From mboxrd@z Thu Jan  1 00:00:00 1970
From: David Miller <davem@davemloft.net>
Subject: Re: [PATCH take 2] pkt_sched: Fix qdisc_watchdog() vs.
 dev_deactivate() race
Date: Sat, 20 Sep 2008 00:21:37 -0700 (PDT)
Message-ID: <20080920.002137.108837580.davem@davemloft.net>
References: <20080913205408.GA2545@ami.dom.local>
	<20080914061610.GA20571@gondor.apana.org.au>
	<20080914202715.GA2540@ami.dom.local>
Mime-Version: 1.0
Content-Type: Text/Plain; charset=us-ascii
Content-Transfer-Encoding: 7bit
Cc: herbert@gondor.apana.org.au, netdev@vger.kernel.org,
	kaber@trash.net
To: jarkao2@gmail.com
Return-path: <netdev-owner@vger.kernel.org>
Received: from 74-93-104-97-Washington.hfc.comcastbusiness.net ([74.93.104.97]:34795
	"EHLO sunset.davemloft.net" rhost-flags-OK-FAIL-OK-OK)
	by vger.kernel.org with ESMTP id S1750922AbYITHVt (ORCPT
	<rfc822;netdev@vger.kernel.org>); Sat, 20 Sep 2008 03:21:49 -0400
In-Reply-To: <20080914202715.GA2540@ami.dom.local>
Sender: netdev-owner@vger.kernel.org
List-ID: <netdev.vger.kernel.org>

From: Jarek Poplawski <jarkao2@gmail.com>
Date: Sun, 14 Sep 2008 22:27:15 +0200

[ I'm just picking one posting out of several in this thread.  ]
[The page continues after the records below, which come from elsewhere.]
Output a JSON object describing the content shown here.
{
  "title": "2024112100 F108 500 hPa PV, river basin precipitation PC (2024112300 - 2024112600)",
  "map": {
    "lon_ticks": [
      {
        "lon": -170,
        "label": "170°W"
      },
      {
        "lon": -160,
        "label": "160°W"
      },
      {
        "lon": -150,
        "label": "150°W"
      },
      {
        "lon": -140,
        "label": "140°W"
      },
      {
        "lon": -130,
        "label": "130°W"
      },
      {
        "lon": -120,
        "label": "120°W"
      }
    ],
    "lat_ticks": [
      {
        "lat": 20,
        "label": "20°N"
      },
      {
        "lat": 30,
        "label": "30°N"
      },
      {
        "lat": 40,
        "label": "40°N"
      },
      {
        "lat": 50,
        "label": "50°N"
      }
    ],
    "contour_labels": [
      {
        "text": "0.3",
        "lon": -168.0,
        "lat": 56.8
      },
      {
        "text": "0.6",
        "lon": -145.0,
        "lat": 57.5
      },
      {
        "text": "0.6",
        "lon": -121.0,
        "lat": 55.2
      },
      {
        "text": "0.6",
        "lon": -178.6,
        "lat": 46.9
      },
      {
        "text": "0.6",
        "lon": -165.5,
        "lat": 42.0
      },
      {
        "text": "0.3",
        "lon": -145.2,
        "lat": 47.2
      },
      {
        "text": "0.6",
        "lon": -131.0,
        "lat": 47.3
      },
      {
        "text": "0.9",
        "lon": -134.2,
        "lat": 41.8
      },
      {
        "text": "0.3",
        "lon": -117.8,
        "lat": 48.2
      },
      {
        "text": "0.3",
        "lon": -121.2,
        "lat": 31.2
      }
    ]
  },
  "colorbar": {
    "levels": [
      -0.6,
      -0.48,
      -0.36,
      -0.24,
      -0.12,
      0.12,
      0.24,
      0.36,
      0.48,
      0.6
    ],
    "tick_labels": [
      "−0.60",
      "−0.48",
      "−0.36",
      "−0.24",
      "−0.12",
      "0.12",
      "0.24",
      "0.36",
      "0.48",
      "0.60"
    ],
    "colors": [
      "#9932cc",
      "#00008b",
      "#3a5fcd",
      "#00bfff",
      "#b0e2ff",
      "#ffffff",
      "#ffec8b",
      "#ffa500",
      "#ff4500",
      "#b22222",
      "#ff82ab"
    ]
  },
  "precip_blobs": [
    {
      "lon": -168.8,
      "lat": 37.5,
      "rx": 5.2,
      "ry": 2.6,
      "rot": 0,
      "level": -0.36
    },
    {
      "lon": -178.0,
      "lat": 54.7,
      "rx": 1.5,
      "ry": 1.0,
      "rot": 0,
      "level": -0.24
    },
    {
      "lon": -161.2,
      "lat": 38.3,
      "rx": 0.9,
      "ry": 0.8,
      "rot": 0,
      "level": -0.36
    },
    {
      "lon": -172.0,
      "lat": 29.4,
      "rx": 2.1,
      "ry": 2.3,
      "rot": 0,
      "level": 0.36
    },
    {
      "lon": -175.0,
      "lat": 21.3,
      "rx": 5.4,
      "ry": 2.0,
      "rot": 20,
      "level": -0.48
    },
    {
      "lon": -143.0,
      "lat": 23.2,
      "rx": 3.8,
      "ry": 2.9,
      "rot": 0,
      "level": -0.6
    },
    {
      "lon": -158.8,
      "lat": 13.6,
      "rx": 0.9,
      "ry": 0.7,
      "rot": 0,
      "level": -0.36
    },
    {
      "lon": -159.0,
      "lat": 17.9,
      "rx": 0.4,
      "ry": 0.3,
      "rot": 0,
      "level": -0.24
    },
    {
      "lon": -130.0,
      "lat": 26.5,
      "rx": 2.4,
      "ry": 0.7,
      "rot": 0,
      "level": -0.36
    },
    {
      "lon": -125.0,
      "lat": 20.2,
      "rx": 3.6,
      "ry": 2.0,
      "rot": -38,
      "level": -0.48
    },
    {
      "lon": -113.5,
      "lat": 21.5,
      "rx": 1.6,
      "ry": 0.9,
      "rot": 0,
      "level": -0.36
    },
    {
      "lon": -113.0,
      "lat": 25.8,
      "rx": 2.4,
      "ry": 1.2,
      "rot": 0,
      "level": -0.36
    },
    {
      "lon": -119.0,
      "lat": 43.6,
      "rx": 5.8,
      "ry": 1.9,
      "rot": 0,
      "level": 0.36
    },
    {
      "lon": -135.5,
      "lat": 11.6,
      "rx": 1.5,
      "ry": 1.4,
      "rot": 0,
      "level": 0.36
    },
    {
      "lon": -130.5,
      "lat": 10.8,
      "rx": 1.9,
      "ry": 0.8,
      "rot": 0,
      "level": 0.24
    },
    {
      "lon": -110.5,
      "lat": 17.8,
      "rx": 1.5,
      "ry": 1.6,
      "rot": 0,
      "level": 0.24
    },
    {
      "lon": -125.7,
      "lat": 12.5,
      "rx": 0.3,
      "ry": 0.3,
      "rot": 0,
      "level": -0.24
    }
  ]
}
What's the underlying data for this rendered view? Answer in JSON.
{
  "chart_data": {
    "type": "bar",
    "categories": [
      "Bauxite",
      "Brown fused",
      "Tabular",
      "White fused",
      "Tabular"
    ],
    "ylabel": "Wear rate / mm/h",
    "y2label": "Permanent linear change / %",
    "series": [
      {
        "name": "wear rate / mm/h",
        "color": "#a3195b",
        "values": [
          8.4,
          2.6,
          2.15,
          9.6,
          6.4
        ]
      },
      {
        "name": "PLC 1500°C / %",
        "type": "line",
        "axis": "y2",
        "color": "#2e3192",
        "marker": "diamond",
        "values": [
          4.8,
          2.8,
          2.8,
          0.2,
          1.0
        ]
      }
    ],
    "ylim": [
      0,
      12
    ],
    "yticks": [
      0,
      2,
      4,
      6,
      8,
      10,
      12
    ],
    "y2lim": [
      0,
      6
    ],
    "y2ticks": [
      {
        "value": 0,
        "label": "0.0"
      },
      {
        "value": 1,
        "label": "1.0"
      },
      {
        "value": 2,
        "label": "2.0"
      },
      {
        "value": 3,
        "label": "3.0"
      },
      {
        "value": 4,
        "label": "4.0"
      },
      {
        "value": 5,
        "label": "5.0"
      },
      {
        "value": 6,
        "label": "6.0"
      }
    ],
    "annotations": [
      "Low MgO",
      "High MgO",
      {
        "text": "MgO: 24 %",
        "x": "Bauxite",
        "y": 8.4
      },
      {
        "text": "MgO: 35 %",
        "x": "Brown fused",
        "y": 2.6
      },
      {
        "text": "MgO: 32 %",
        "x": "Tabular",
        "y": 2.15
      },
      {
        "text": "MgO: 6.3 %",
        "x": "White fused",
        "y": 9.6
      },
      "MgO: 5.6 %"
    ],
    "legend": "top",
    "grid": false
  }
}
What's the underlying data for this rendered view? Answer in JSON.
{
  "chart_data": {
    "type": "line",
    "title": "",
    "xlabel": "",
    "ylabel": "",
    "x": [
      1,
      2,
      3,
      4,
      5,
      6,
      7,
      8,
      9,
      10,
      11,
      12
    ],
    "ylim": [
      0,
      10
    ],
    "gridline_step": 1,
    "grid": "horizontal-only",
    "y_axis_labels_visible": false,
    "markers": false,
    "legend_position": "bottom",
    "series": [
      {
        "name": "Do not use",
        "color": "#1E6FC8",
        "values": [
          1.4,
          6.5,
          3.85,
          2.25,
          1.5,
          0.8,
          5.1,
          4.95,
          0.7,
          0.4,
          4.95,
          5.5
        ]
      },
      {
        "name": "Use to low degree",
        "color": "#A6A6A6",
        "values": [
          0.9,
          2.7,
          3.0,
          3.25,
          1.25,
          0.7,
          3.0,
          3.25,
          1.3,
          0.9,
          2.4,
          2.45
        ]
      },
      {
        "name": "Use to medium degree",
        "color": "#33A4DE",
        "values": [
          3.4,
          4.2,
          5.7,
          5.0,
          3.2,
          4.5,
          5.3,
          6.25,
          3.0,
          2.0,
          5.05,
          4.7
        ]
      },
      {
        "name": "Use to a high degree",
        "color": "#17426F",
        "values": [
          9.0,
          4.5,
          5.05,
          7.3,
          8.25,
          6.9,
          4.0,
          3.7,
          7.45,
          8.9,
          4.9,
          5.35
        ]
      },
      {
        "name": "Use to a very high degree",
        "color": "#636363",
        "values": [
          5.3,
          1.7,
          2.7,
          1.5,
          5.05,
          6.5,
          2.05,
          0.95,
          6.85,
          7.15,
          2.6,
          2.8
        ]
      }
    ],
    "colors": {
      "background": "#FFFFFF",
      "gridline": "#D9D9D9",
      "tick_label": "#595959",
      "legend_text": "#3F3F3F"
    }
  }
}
> Anyway, the main problem here was a high cpu load despite stopped
> queue. Are you sure this peek, which is almost full dequeue, can
> really help for this? BTW, since after current fix there were no
> later complains I guess it's just about full netif_stop or non-mq
> device.

I think we are overengineering this situation.

Let's look at what actually matters for cpu utilization.  These
__qdisc_run() things are invoked in two situations where we might
block on the hw queue being stopped:

1) When feeding packets into the qdisc in dev_queue_xmit().

   Guess what?  We _know_ the queue this packet is going to
   hit.

   The only new thing we can possible trigger and be interested
   in at this specific point is if _this_ packet can be sent at
   this time.

   And we can check that queue mapping after the qdisc_enqueue_root()
   call, so that multiq aware qdiscs can have made their changes.

2) When waking up a queue.  And here we should schedule the qdisc_run
   _unconditionally_.

   If the queue was full, it is extremely likely that new packets
   are bound for that device queue.  There is no real savings to
   be had by doing this peek/requeue/dequeue stuff.

The cpu utilization savings exist for case #1 only, and we can
implement the bypass logic _perfectly_ as described above.

For #2 there is nothing to check, just do it and see what comes
out of the qdisc.

I would suggest adding an skb pointer argument to qdisc_run().
If it's NULL, unconditionally schedule __qdisc_run().  Else,
only schedule if the TX queue indicated by skb_queue_mapping()
is not stopped.

dev_queue_xmit() will use the "pass the skb" case, but only if
qdisc_enqueue_root()'s return value doesn't indicate that there
is a potential drop.  On potential drop, we'll pass NULL to
make sure we don't potentially reference a free'd SKB.

The other case in net_tx_action() can always pass NULL to qdisc_run().